La récente publication d'un rapport sévère pour Benyamin Nétanyahou sur la guerre de Gaza en 2014 pourrait nuire à la réputation de «Monsieur sécurité» qui contribue à la longévité et la popularité du premier ministre, estiment des analystes.

Rédigé par le contrôleur de l'État, Yossef Shapira, le rapport officiel publié mardi dénonce les décisions prises par le premier ministre durant cette guerre qui avait fait côté israélien 74 morts, dont 68 soldats.

Il accuse M. Nétanyahou et le ministre de la Défense de l'époque, Moshé Yaalon, d'avoir mal préparé Israël aux attaques menées via des tunnels souterrains creusés par le Hamas palestinien entre la bande de Gaza et le territoire israélien et de n'avoir communiqué au gouvernement qu'une partie des informations dont ils disposaient sur le sujet.

Le premier ministre a aussitôt rejeté les conclusions du rapport en l'accusant de s'en prendre à l'armée, tandis que l'opposition réclamait sa démission.

Le rapport a été rendu public alors que Benyamin Nétanyahou, au pouvoir depuis 8 ans, tente de limiter les dégâts potentiels que pourraient provoquer une série d'enquêtes sur des soupçons de corruption.

La dernière guerre de Gaza avait fait côté palestinien 2251 morts et 100 000 sans-logis, selon l'ONU.

Les tunnels ont été une des armes les plus efficaces du Hamas durant les 50 jours qu'avait duré cette guerre à l'été 2014. Cinq soldats avaient ainsi été tués le 29 juillet en territoire israélien dans une attaque de combattants du Hamas qui avaient surgi d'un tunnel près du kibboutz de Nahal Oz.

Appels à démissionner

Le chef de l'opposition Isaac Herzog s'est saisi de ses conclusions pour réclamer la démission du premier ministre.

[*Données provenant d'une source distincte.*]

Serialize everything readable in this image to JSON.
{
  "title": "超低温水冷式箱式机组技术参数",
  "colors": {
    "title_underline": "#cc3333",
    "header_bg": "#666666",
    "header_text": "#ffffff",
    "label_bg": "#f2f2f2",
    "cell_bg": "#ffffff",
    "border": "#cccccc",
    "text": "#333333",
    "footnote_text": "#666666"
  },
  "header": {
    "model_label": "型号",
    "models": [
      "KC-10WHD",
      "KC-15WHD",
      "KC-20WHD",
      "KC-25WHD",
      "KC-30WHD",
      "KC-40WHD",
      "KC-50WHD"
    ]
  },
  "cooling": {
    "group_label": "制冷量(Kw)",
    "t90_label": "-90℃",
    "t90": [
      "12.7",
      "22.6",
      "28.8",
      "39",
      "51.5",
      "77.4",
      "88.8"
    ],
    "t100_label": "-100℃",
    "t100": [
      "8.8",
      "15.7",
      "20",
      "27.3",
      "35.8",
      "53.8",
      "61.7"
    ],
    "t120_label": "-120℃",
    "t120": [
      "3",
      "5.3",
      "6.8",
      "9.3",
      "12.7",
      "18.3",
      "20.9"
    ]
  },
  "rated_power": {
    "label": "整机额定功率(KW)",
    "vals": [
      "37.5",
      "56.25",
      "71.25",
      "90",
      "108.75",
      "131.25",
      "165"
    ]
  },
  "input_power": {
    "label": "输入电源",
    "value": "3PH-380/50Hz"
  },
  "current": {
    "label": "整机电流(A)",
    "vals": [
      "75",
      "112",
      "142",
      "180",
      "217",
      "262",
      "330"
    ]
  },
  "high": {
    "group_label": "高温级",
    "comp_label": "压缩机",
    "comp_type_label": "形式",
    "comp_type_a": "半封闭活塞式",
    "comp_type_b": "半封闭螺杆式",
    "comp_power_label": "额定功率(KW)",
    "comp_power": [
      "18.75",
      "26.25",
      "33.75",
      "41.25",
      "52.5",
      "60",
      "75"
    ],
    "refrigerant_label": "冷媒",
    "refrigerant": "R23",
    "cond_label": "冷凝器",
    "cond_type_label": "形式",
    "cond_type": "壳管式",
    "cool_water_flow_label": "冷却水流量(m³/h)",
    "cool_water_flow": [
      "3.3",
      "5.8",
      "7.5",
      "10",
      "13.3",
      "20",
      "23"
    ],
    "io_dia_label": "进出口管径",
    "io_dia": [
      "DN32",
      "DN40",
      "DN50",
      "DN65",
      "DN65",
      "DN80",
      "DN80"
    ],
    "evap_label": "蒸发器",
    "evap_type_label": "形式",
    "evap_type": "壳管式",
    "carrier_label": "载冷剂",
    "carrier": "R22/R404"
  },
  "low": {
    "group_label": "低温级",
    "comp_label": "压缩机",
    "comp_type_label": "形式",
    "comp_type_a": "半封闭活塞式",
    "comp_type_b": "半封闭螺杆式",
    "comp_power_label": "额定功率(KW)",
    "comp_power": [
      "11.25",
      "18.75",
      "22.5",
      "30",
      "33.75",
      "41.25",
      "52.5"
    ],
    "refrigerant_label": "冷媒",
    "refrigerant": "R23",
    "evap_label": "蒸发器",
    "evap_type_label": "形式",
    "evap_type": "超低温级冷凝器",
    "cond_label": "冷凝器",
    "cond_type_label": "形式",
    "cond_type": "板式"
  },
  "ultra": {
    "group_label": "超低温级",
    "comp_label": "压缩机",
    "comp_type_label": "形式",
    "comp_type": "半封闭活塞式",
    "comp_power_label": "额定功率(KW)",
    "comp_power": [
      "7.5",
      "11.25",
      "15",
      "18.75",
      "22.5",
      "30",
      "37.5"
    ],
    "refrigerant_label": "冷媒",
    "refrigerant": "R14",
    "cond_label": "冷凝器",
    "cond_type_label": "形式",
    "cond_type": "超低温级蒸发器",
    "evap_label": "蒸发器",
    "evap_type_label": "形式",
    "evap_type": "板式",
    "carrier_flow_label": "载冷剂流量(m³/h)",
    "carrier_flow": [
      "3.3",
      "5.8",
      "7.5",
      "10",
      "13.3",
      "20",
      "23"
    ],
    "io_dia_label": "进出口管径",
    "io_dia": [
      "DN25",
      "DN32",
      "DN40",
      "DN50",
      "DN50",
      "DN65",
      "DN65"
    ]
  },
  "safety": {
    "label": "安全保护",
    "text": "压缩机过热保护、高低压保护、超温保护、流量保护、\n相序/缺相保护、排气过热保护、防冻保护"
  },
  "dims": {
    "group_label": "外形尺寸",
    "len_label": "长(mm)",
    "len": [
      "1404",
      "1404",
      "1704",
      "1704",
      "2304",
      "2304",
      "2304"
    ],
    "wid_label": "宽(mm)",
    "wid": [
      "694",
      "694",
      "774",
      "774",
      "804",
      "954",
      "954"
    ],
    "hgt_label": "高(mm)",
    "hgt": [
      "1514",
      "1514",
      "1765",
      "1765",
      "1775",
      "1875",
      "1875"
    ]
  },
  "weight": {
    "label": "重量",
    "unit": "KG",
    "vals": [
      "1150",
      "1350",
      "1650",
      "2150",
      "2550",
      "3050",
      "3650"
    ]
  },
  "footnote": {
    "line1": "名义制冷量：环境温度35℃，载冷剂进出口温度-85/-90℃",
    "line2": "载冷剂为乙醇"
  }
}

Mais un départ de M. Nétanyahou a peu de chance de se produire dans l'immédiat, estime Gil Hoffman, correspondant politique du quotidien Jerusalem Post, soulignant néanmoins que le rapport allait porter atteinte à sa réputation de «Monsieur Sécurité» qui lui avait permis de remporter les élections en 2015.

«Nétanyahou a persuadé les Israéliens que lui seul et seulement était capable de leur donner un sentiment de sécurité», explique-t-il à l'AFP.

Mais, souligne-t-il, M. Nétanyahou ne pourra plus revendiquer ce rôle s'il se présente aux prochaines élections et qu'il est confronté à un candidat issu des milieux de sécurité, qui exploitera les conclusions du rapport pour entamer la crédibilité du chef du gouvernement sur la question.

Naftali Bennett, le ministre de l'Éducation et chef du parti nationaliste religieux Foyer Juif, apparaît comme le politicien le mieux placé pour profiter de la publication du rapport.

Il a constamment accusé le premier ministre de ne pas avoir partagé les informations durant la guerre de Gaza.

«Le rapport porte au crédit de Bennett d'avoir posé les bonnes questions», estime Yossi Mekelberg, du groupe de réflexion britannique Chatham House, en ajoutant: «Bennett n'a pas obtenu les bonnes réponses».

Considéré comme le rival le plus sérieux de Benyamin Nétanyahou au sein de la droite, M. Bennett est resté silencieux sur le rapport mais la ministre de la Justice, Ayalet Shaked, membre de son parti, a exprimé publiquement son soutien au rapport.

«Masse critique»

En 2007, un rapport préliminaire sur la guerre menée l'année précédente au Liban avait sévèrement critiqué le premier ministre de l'époque Ehud Olmert. Benjamin Nétanyahou, leader de l'opposition avait alors appelé à sa démission et encouragé des dizaines de milliers de manifestants à descendre dans la rue.

«Ceux qui ont échoué durant la guerre ne peuvent pas être ceux qui en corrigent les erreurs», avait proclamé Benyamin Nétanyahou.

Ehud Olmert avait finalement démissionné un an plus tard à la suite d'accusations de corruption. Cela rappelle ce qui se passe actuellement concernant M. Nétanyahou, estime Gil Hoffman.

Mais Liran Ofek de l'Institution pour les Études sur la sécurité nationale rappelle que la guerre de 2006 avait été considérée comme un échec alors que pour la majorité des Israéliens l'offensive de Gaza en 2014 est vue comme un succès relatif.

«En 2014, Israël n'a pas détruit le Hamas, mais il l'a affaibli», constate-t-il.

Pour Yossi Mekerlberg, le premier ministre va continuer à balayer d'un revers de main le rapport et les soupçons de corruption. Mais «la question est de savoir à quel moment on atteint le point où la masse devient critique, où trop c'est trop».